What would you do with Alife Sessions, if anything, in a new space?
“We’ve been thinking of different ways to do that, and it would be some form of art or public work, perhaps. Without giving up too much, we want to be able to show things in a different way. Sneakers can get boring. There are only so many ways you can show a sneaker, and people see sneakers online. What’s more exciting than that is showing what all of this means in a different light. We sell, and do well, with accessories and art. Sneakers are still a driver for a lot of retailers, but people are into books more and they’re into culture. Our goal is to push art, Alife has always been about that, and the goal is to do that in a retail store.”
What are your fondest moments in Alife Rivington Club?

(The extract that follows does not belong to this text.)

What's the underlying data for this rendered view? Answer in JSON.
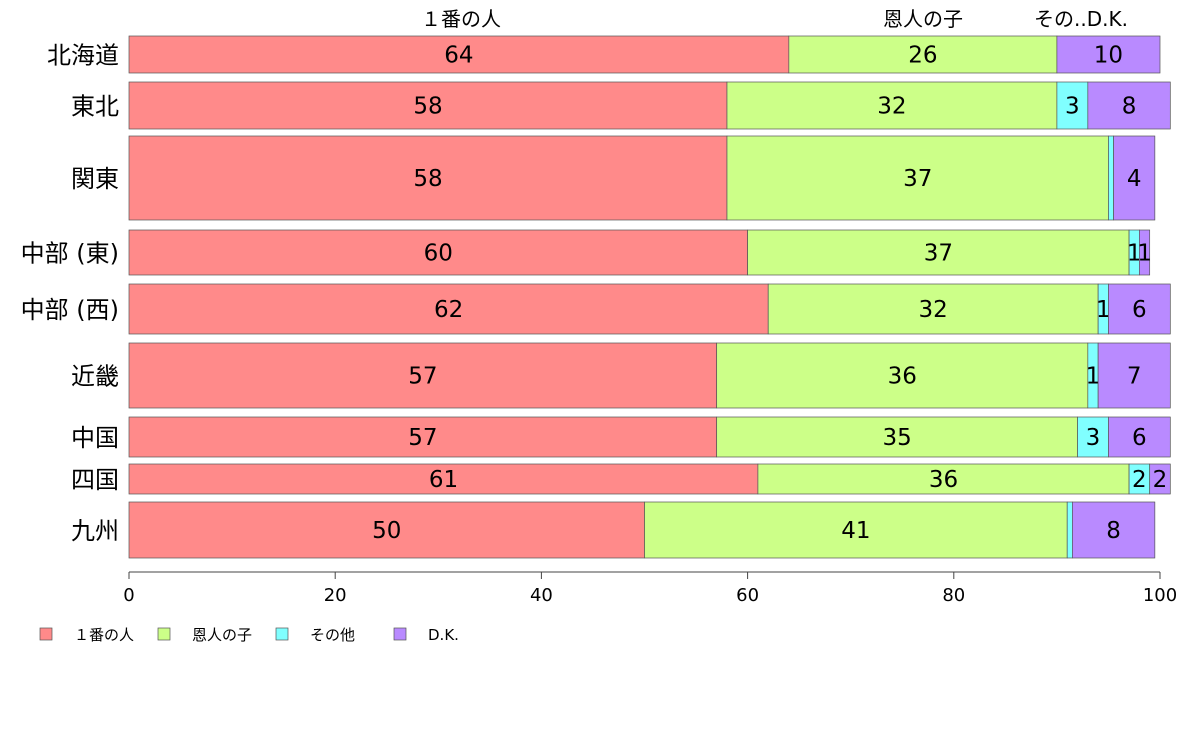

“There are so many. We’re working on a documentary to tell stories because there are so many of them. For me, it’s the friends I’ve met. I’ve been at the store since 2005 and a lot of my friends are from that store. A lot of the Sessions are memorable, the moments and how things came together. We’ve had John Mayer back and Nas and Drake twice and Pusha T twice. Alife has always created the ‘how the f**k’ moment, like ‘How did they pull this off?’ Having that level of talent in the back of the store is so intoxicating that it will never be emulated in the city again. The one achievement that we had and a testament to the power of the city and Alife and what streetwear was back then was early on, we never paid for any artists. Nas came and did his thing, John Mayer did his thing, Cypress Hill did its thing — and never asked for a fee or a check. Drake performed for free. He wanted to be there, he grew up watching us sell clothes in the back of the store and going to our L.A. shop, he was friends with Dice [the God] and Tommy [Campos], and we never had to pay anyone any money. The way the industry shifted, you approach certain guys and it’s like, ‘Yeah sure, I’ll do it for $30,000,’ and it’s hard to generate some sort of return on investment off paying $30,000 for a performance for two hours where we can only bring in 100 people. It won’t ever be the same because the industry changed and people are more capitalistic in nature.”
When will this documentary come out? And where will it live?
“Don’t know yet. We’ve never done one, so we’re talking to a few different people to help in that process. There are a few documentaries that can be done — a documentary about Alife or one about Sessions. Alife, in itself, is a story of a time where everything was wide open, and Alife Sessions could be the history of it. We would love to put one out at some point, in 2021 or 2022, to talk about the impact of the store and what it meant. We’re working on drafting it. We’re in the early stages of being able to tell that story. Virgil [Abloh] and Heron [Preston] and other guys have been at Sessions; you’ve got Kevin Garnett at Sessions — there are so many people who have been to these events. For the Drake event, I remember having Raekwon and A$AP Rocky waiting for the performance and hanging out in the backyard at 1 a.m. It was a fun time.”